Angelina Jolie faz declaração sobre oito anos da crise na Síria

Enviada especial do ACNUR, Angelina Jolie, fala com crianças sírias no campo de refugiados Za’atari, na Jordânia, em janeiro de 2018. © ACNUR / Ivor Prickett

A violência e a destruição na Síria continuam a infligir sofrimento a milhões de pessoas sírias, alertou a enviada especial do ACNUR, Angelina Jolie, nesta sexta-feira (15), no marco do oitavo ano da crise na Síria.

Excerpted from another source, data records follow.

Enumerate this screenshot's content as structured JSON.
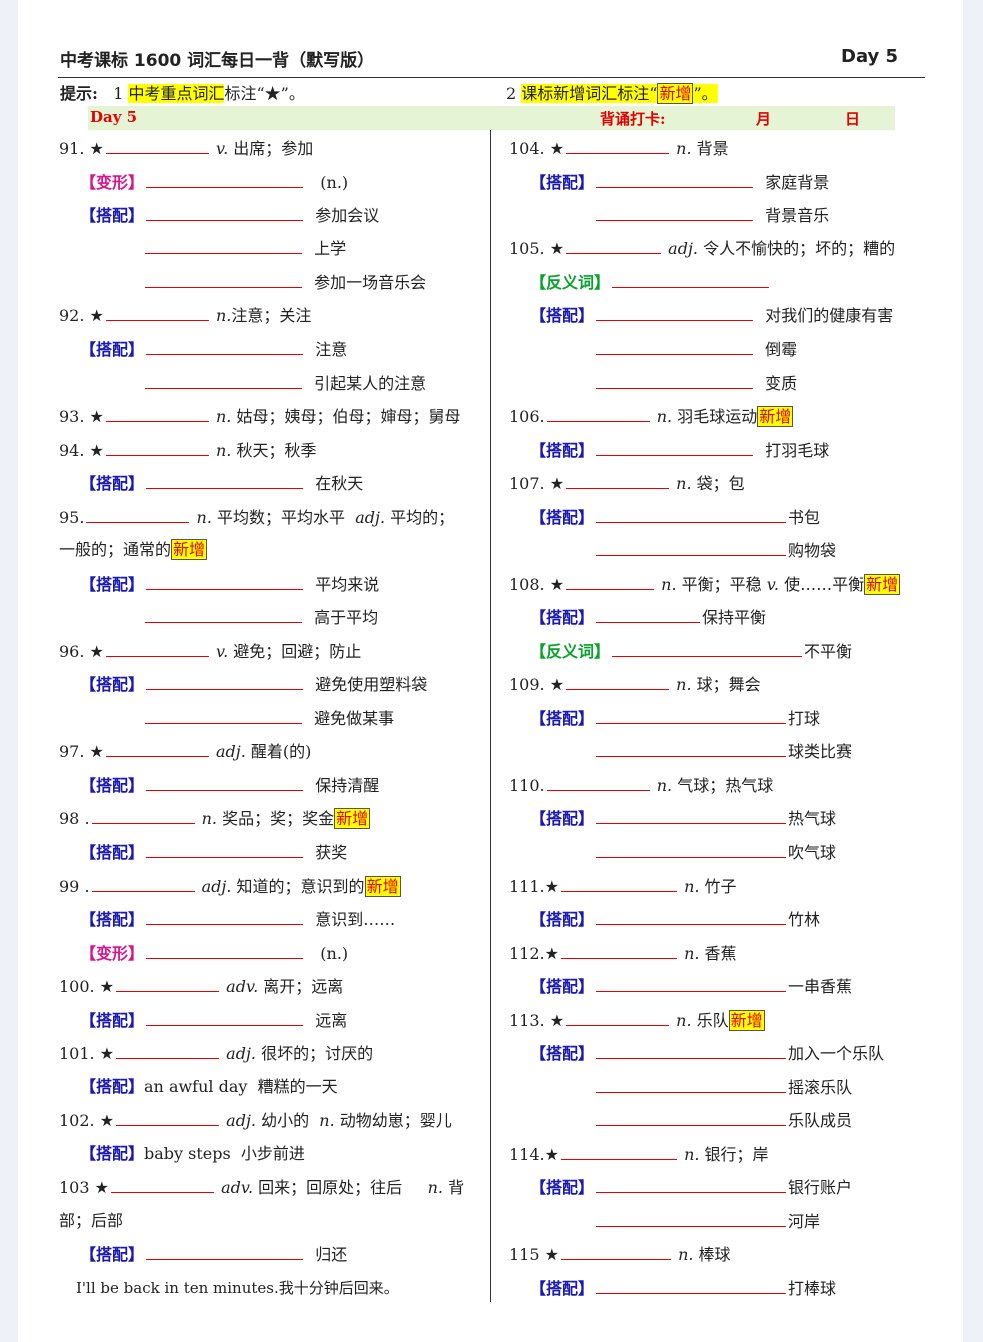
{
  "header": {
    "title": "中考课标 1600 词汇每日一背（默写版）",
    "day": "Day 5"
  },
  "hint": {
    "label": "提示:",
    "n1": "1",
    "key_words": "中考重点词汇",
    "mark_star_text": "标注“★”。",
    "n2": "2",
    "new_words": "课标新增词汇标注“",
    "xinzeng": "新增",
    "end": "”。"
  },
  "band": {
    "day": "Day 5",
    "checkin": "背诵打卡:",
    "month": "月",
    "date": "日"
  },
  "tags": {
    "dapei": "【搭配】",
    "bianxing": "【变形】",
    "fanyici": "【反义词】",
    "xinzeng": "新增"
  },
  "left": {
    "w91": {
      "num": "91. ★",
      "pos": "v.",
      "mean": "出席；参加",
      "var": "(n.)",
      "c1": "参加会议",
      "c2": "上学",
      "c3": "参加一场音乐会"
    },
    "w92": {
      "num": "92. ★",
      "pos": "n.",
      "mean": "注意；关注",
      "c1": "注意",
      "c2": "引起某人的注意"
    },
    "w93": {
      "num": "93. ★",
      "pos": "n.",
      "mean": "姑母；姨母；伯母；婶母；舅母"
    },
    "w94": {
      "num": "94. ★",
      "pos": "n.",
      "mean": "秋天；秋季",
      "c1": "在秋天"
    },
    "w95": {
      "num": "95.",
      "pos": "n.",
      "mean": "平均数；平均水平",
      "pos2": "adj.",
      "mean2": "平均的；",
      "cont": "一般的；通常的",
      "c1": "平均来说",
      "c2": "高于平均"
    },
    "w96": {
      "num": "96. ★",
      "pos": "v.",
      "mean": "避免；回避；防止",
      "c1": "避免使用塑料袋",
      "c2": "避免做某事"
    },
    "w97": {
      "num": "97. ★",
      "pos": "adj.",
      "mean": "醒着(的)",
      "c1": "保持清醒"
    },
    "w98": {
      "num": "98 .",
      "pos": "n.",
      "mean": "奖品；奖；奖金",
      "c1": "获奖"
    },
    "w99": {
      "num": "99 .",
      "pos": "adj.",
      "mean": "知道的；意识到的",
      "c1": "意识到……",
      "var": "(n.)"
    },
    "w100": {
      "num": "100. ★",
      "pos": "adv.",
      "mean": "离开；远离",
      "c1": "远离"
    },
    "w101": {
      "num": "101. ★",
      "pos": "adj.",
      "mean": "很坏的；讨厌的",
      "ex": "an awful day",
      "exm": "糟糕的一天"
    },
    "w102": {
      "num": "102. ★",
      "pos": "adj.",
      "mean": "幼小的",
      "pos2": "n.",
      "mean2": "动物幼崽；婴儿",
      "ex": "baby steps",
      "exm": "小步前进"
    },
    "w103": {
      "num": "103 ★",
      "pos": "adv.",
      "mean": "回来；回原处；往后",
      "pos2": "n.",
      "mean2": "背",
      "cont": "部；后部",
      "c1": "归还",
      "sent": "I'll be back in ten minutes.我十分钟后回来。"
    }
  },
  "right": {
    "w104": {
      "num": "104. ★",
      "pos": "n.",
      "mean": "背景",
      "c1": "家庭背景",
      "c2": "背景音乐"
    },
    "w105": {
      "num": "105. ★",
      "pos": "adj.",
      "mean": "令人不愉快的；坏的；糟的",
      "c1": "对我们的健康有害",
      "c2": "倒霉",
      "c3": "变质"
    },
    "w106": {
      "num": "106.",
      "pos": "n.",
      "mean": "羽毛球运动",
      "c1": "打羽毛球"
    },
    "w107": {
      "num": "107. ★",
      "pos": "n.",
      "mean": "袋；包",
      "c1": "书包",
      "c2": "购物袋"
    },
    "w108": {
      "num": "108. ★",
      "pos": "n.",
      "mean": "平衡；平稳",
      "pos2": "v.",
      "mean2": "使……平衡",
      "c1": "保持平衡",
      "a1": "不平衡"
    },
    "w109": {
      "num": "109. ★",
      "pos": "n.",
      "mean": "球；舞会",
      "c1": "打球",
      "c2": "球类比赛"
    },
    "w110": {
      "num": "110.",
      "pos": "n.",
      "mean": "气球；热气球",
      "c1": "热气球",
      "c2": "吹气球"
    },
    "w111": {
      "num": "111.★",
      "pos": "n.",
      "mean": "竹子",
      "c1": "竹林"
    },
    "w112": {
      "num": "112.★",
      "pos": "n.",
      "mean": "香蕉",
      "c1": "一串香蕉"
    },
    "w113": {
      "num": "113. ★",
      "pos": "n.",
      "mean": "乐队",
      "c1": "加入一个乐队",
      "c2": "摇滚乐队",
      "c3": "乐队成员"
    },
    "w114": {
      "num": "114.★",
      "pos": "n.",
      "mean": "银行；岸",
      "c1": "银行账户",
      "c2": "河岸"
    },
    "w115": {
      "num": "115 ★",
      "pos": "n.",
      "mean": "棒球",
      "c1": "打棒球"
    }
  }
}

Desde o início da crise, em março de 2011, metade da população da Síria foi deslocada à força. Mais de 5,6 milhões de sírios vivem como refugiados em toda a região e milhões estão deslocados internamente.

Nesta importante data, a enviada especial fez a seguinte declaração:

“Ao chegarmos a mais um ano desse conflito devastador, meus pensamentos estão com o povo sírio. Penso, especialmente, nos milhões de sírios que sofrem com a condição de refugiado na região, nas famílias deslocadas no interior do país e em todos que sofrem com ferimentos, traumas, fome e a perda de familiares.

Milhões de sírios não participaram da guerra, mas vivem suas consequências.  É impossível descrever a resiliência e a dignidade das famílias sírias que conheci. Todos os refugiados sírios com quem passei tempo nos últimos oito anos, jovens e idosos, falaram ansiar pela paz na Síria, para que possam voltar em segurança para casa. Famílias deslocadas internamente e refugiados, em menor escala, já começaram a retornar ao país. É fundamental que os retornos sejam de iniciativa própria dos refugiados, baseada em suas decisões e não em pressões políticas. Ouvir os refugiados e suas perspectivas e preocupações é vital para o planejamento dos seus futuros retornos – é uma questão de direitos.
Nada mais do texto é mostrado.